3 Ağustos 2007 11:40 tsi
PKK kaybetmeyi içine sindiremedi! Bahaneye bak! Bir dergide yayınlanan röportajda PKK'nın yöneticileri, "Güneydoğu'da Askerler, halkın AKP'ye oy vermesi için, zor kullandılar. Hatta tutuklama, işkence ve tehdit yaptılar" diyor. Güneydoğu'nun merkeze yönelmesi bu bahaneye yol açtı!

Taha Akyol'un yazısında PKK'nın ilginç bir iddiası yer alıyor. İddiaya göre Genelkurmay Güneydoğu'da Ak Parti'nin kazanması için çeşitli yöntemlere başvurmuş.

İlk bakışta haberciler için heyecan uyandıran bu gelişmeye soğukkanlı yaklaşım şunu açıkça ortaya koyuyor: Bu tipik bir "savunma" psikolojisi...
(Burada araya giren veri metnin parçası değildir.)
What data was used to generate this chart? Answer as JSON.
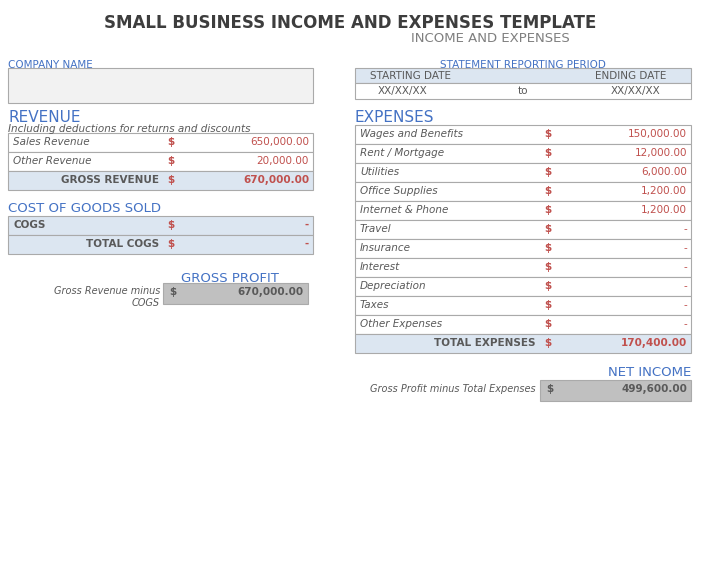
{
  "title": "SMALL BUSINESS INCOME AND EXPENSES TEMPLATE",
  "subtitle": "INCOME AND EXPENSES",
  "title_color": "#3d3d3d",
  "subtitle_color": "#7f7f7f",
  "label_color": "#4472c4",
  "value_color": "#c0504d",
  "text_color": "#595959",
  "bg_color": "#ffffff",
  "header_bg": "#dce6f1",
  "total_bg": "#dce6f1",
  "gross_profit_bg": "#c0c0c0",
  "border_color": "#aaaaaa",
  "section_headers": {
    "company_name": "COMPANY NAME",
    "statement": "STATEMENT REPORTING PERIOD",
    "revenue": "REVENUE",
    "expenses": "EXPENSES",
    "cogs": "COST OF GOODS SOLD",
    "gross_profit": "GROSS PROFIT",
    "net_income": "NET INCOME"
  },
  "revenue_subtitle": "Including deductions for returns and discounts",
  "revenue_rows": [
    [
      "Sales Revenue",
      "$",
      "650,000.00"
    ],
    [
      "Other Revenue",
      "$",
      "20,000.00"
    ]
  ],
  "revenue_total": [
    "GROSS REVENUE",
    "$",
    "670,000.00"
  ],
  "cogs_rows": [
    [
      "COGS",
      "$",
      "-"
    ]
  ],
  "cogs_total": [
    "TOTAL COGS",
    "$",
    "-"
  ],
  "gross_profit_label": "Gross Revenue minus\nCOGS",
  "gross_profit_value": [
    "$",
    "670,000.00"
  ],
  "expenses_rows": [
    [
      "Wages and Benefits",
      "$",
      "150,000.00"
    ],
    [
      "Rent / Mortgage",
      "$",
      "12,000.00"
    ],
    [
      "Utilities",
      "$",
      "6,000.00"
    ],
    [
      "Office Supplies",
      "$",
      "1,200.00"
    ],
    [
      "Internet & Phone",
      "$",
      "1,200.00"
    ],
    [
      "Travel",
      "$",
      "-"
    ],
    [
      "Insurance",
      "$",
      "-"
    ],
    [
      "Interest",
      "$",
      "-"
    ],
    [
      "Depreciation",
      "$",
      "-"
    ],
    [
      "Taxes",
      "$",
      "-"
    ],
    [
      "Other Expenses",
      "$",
      "-"
    ]
  ],
  "expenses_total": [
    "TOTAL EXPENSES",
    "$",
    "170,400.00"
  ],
  "net_income_label": "Gross Profit minus Total Expenses",
  "net_income_value": [
    "$",
    "499,600.00"
  ],
  "date_headers": [
    "STARTING DATE",
    "ENDING DATE"
  ],
  "date_values": [
    "XX/XX/XX",
    "to",
    "XX/XX/XX"
  ]
}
Kaybetmenin savunması... Genelkurmay'ın işkence yaptıracağı gibi bir iddianın üzerinde durmaya bile gerek yok... Bunu geçip diğer noktaya bakalım... Bilindiği gibi AK Parti güneydoğuda ezici bir üstünlük yakaladı. DTP ise aşırı oy kaybına uğradı. PKK güneydoğulu vatandaşların kendisinden iyice uzaklaştığının farkında. Bu yüzden "aslında bölge insanı bana hala yakın" demek için bu "küçük yalan"ı ortaya atıyor. Diyor "ki normalde bizi seviyorlar ama baskı yüzünden AK Parti'ye oy attılar." Buna ancak kargalar güler... Bölge halkı merkeze bağlılık istiyor, Türkiye'nin normalleşmesini istiyor" diyemedikleri için suçu başkalarına atıyor. Nasıl Baykal "AK Parti tarikatların ve 2. camhuriyetçilerin desteği yüzünden iktidar" saptamasını yapıp kendini temize çıkarıyorsa PKK da aynı taktiğe başvuruyor. Ancak sandıktan çıkan bölge insanının yaklaşmını açıkça ortaya koyuyor: Daha çok barış, daha çok uzlaşma. Bu yüzden DTP'lilerin sandığın verdiği mesaja kulak vermesi gerekiyor -ki şu ana kadar sandığın mesajını anladıklarını çok iyi ortaya koydular.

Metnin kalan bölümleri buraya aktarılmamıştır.